The query itself - how long the query takes to execute on the server depends on indexes, table sizes etc.
The data volume of the results - there could be hundreds of columns or huge fields and all this data must be serialised and transported across the network to your client.
The processing of the data - java must walk the query results gathering the data it wants.
Maintaining the query - it takes manpower to maintain queries, simple ones cost little but complex ones can be a nightmare.
By careful consideration it should be possible to work out a balance between all four of these factors - it is unlikely that you will get the right answer without doing so.
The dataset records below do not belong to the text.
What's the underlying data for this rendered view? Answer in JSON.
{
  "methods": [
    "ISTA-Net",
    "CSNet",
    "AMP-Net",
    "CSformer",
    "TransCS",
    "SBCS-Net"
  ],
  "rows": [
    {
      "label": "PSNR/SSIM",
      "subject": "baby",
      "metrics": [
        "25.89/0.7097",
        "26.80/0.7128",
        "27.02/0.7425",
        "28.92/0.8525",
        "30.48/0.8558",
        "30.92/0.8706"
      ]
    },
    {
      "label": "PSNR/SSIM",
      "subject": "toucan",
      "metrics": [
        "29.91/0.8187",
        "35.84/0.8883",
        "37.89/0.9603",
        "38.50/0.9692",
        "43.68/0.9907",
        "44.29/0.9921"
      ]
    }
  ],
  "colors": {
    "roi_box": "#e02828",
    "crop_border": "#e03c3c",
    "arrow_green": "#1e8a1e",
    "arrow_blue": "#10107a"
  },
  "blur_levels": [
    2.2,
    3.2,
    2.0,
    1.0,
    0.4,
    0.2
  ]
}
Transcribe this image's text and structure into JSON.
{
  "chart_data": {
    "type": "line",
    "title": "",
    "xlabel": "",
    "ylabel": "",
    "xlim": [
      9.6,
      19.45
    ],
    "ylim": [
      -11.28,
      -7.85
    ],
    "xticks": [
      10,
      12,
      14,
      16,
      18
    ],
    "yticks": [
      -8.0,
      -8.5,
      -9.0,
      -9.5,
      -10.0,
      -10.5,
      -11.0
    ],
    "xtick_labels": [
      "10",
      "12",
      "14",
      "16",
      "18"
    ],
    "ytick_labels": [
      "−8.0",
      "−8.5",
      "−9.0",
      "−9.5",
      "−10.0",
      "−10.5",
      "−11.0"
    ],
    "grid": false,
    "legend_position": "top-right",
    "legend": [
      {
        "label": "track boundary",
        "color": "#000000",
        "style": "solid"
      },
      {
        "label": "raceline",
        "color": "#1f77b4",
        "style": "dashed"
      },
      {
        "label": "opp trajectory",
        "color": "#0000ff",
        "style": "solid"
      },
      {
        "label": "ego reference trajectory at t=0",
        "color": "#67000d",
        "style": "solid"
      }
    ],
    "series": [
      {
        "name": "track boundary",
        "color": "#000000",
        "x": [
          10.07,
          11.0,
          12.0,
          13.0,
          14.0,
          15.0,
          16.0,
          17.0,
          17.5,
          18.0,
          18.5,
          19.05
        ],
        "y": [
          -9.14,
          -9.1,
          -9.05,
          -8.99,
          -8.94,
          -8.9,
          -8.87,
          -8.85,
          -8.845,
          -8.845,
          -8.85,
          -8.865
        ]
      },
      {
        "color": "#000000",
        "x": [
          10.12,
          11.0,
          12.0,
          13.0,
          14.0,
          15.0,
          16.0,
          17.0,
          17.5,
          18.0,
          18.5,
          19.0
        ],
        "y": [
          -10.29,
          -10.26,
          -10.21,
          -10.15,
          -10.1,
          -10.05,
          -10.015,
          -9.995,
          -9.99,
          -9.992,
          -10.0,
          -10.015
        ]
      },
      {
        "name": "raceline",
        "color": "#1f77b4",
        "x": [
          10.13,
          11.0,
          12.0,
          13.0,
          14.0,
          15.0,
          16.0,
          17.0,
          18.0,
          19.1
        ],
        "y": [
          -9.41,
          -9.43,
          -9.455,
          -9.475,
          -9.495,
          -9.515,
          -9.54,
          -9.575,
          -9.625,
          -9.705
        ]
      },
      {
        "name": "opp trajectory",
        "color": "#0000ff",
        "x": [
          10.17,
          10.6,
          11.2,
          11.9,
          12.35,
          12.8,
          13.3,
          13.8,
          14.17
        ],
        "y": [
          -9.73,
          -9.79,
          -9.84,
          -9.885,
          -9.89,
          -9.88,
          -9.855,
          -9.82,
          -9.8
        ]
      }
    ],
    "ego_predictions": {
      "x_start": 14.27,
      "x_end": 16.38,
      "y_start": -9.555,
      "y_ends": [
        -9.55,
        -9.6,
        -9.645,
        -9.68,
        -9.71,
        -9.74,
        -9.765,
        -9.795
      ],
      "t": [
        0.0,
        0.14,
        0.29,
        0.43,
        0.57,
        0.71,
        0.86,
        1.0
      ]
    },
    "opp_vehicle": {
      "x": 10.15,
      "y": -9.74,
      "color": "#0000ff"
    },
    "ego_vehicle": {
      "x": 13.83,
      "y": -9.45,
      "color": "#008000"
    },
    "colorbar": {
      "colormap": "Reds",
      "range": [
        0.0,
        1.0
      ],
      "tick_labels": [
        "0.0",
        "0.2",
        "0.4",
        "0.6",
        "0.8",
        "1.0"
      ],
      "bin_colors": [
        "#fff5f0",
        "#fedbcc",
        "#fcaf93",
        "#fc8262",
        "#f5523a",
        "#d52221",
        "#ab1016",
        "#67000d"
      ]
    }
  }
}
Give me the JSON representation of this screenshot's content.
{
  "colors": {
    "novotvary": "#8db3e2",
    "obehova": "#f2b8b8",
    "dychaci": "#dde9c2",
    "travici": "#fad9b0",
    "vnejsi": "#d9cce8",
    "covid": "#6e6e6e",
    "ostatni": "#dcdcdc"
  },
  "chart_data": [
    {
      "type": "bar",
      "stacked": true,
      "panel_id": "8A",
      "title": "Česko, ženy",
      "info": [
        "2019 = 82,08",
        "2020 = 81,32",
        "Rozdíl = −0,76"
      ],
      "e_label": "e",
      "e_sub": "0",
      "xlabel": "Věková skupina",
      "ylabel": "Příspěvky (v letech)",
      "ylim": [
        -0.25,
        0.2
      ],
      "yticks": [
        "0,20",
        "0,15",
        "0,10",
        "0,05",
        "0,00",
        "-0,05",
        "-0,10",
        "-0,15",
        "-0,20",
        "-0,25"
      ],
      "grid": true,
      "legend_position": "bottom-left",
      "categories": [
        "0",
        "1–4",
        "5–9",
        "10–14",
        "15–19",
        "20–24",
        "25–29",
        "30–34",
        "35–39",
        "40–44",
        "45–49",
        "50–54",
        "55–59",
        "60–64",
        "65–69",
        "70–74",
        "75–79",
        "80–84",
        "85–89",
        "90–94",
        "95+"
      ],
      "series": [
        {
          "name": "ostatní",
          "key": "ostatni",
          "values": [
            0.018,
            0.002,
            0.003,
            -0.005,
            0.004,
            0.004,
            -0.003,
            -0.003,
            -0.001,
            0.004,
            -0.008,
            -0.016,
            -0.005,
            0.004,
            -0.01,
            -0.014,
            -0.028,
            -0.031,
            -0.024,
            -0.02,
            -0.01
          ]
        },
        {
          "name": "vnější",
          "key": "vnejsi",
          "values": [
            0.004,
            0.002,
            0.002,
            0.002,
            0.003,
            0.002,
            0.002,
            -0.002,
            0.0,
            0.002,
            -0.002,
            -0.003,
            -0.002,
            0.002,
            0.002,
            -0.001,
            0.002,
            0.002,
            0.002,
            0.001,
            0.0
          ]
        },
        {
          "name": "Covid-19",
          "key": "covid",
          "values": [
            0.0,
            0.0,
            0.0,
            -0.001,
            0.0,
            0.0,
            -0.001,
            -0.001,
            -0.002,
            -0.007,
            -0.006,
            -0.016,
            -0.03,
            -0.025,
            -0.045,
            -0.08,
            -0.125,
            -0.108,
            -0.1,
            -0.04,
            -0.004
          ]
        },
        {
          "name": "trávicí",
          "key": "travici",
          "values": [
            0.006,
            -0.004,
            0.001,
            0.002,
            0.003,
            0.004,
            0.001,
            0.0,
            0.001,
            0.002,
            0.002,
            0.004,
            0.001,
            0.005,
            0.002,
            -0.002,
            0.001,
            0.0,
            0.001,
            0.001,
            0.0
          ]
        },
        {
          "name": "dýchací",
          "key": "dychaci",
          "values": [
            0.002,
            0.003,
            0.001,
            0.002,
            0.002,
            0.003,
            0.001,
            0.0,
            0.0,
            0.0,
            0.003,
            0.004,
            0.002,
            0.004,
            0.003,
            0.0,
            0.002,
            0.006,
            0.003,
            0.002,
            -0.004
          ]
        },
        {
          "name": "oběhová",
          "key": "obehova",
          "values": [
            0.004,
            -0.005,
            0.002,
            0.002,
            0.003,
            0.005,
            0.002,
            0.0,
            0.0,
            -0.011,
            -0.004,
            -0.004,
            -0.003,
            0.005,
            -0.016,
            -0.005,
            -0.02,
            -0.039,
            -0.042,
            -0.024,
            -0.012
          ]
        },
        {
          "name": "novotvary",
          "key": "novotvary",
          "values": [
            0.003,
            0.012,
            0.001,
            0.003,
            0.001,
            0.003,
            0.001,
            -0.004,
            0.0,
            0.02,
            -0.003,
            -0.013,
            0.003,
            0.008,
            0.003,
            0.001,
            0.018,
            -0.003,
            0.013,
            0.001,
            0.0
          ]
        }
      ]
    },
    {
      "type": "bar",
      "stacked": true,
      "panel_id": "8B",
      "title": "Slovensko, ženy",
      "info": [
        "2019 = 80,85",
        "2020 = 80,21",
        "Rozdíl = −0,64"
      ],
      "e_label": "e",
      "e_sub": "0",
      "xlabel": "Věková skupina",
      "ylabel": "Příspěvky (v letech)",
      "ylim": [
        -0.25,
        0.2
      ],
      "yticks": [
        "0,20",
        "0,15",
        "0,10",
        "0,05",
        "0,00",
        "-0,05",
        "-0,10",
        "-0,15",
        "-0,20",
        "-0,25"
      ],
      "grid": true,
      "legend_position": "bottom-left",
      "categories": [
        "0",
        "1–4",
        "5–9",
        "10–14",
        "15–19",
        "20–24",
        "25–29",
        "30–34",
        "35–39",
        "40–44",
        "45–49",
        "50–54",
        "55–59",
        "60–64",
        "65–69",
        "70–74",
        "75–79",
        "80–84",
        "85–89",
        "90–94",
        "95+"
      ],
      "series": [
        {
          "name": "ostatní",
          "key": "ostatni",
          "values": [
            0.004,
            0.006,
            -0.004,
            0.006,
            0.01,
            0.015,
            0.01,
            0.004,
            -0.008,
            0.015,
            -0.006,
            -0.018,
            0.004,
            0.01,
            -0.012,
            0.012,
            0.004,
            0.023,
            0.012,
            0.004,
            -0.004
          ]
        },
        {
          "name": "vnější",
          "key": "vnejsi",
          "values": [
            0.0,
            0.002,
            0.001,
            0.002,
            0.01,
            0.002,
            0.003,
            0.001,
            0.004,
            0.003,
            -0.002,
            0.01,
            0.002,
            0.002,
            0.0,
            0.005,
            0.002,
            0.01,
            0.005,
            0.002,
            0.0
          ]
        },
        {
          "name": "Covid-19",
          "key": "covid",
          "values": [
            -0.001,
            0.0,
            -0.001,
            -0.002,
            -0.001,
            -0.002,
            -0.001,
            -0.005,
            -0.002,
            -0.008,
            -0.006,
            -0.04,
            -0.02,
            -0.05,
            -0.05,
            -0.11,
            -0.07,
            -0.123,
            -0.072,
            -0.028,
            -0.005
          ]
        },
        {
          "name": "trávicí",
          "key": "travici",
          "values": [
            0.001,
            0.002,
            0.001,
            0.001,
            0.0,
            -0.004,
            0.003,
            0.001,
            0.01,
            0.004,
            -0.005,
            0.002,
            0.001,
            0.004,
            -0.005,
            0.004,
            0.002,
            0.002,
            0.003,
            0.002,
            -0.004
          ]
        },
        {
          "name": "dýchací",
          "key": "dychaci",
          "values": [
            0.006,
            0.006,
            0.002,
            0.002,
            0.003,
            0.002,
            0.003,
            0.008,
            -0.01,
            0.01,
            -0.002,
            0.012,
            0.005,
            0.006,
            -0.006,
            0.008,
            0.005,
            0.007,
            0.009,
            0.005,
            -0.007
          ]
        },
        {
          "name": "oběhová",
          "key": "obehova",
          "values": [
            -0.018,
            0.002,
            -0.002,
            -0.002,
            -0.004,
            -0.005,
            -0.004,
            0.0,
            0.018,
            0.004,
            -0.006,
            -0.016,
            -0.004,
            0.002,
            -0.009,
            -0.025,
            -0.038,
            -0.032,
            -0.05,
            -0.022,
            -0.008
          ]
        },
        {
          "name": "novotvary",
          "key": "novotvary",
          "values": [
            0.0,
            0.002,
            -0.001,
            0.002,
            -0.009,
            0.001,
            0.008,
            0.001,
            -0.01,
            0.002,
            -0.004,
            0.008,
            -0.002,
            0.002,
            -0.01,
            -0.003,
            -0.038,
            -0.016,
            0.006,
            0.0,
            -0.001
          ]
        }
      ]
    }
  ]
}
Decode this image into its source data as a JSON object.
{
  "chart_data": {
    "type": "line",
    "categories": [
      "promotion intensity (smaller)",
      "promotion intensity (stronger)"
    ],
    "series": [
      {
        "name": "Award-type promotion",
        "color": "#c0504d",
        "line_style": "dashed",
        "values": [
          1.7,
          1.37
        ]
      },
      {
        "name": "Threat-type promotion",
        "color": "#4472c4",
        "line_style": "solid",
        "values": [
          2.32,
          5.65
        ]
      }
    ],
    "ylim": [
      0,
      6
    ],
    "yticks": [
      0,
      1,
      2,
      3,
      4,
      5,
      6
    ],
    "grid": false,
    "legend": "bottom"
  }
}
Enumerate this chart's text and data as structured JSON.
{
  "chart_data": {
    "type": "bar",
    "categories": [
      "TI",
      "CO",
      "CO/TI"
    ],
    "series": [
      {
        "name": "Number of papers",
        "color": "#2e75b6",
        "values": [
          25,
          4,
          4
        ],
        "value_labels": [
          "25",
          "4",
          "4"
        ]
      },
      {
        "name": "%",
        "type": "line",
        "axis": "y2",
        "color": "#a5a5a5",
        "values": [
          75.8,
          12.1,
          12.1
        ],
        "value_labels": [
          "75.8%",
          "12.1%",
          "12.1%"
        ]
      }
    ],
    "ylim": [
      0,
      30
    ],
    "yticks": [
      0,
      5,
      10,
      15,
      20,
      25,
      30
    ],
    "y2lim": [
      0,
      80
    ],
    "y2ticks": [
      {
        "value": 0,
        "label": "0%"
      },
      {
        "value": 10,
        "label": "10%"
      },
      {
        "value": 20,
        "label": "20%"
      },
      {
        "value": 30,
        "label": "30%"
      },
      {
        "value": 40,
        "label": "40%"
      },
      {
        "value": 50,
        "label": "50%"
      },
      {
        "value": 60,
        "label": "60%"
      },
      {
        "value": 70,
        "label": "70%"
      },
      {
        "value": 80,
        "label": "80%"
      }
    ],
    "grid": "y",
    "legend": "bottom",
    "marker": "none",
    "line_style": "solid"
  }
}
You can query by two conditions:
SELECT * FROM MY_TABLE WHERE TYPE = 'A' OR TYPE = 'B'
This will do both for you at once, and if you want them sorted, you could do the same, but just add an order by keyword:
SELECT * FROM MY_TABLE WHERE TYPE = 'A' OR TYPE = 'B' ORDER BY TYPE ASC
This will sort the results by type, in ascending order.
EDIT:
I didn't notice that originally you wanted two different lists. In that case, you could just do this query, and then find the index where the type changes from 'A' to 'B' and copy the data into two arrays.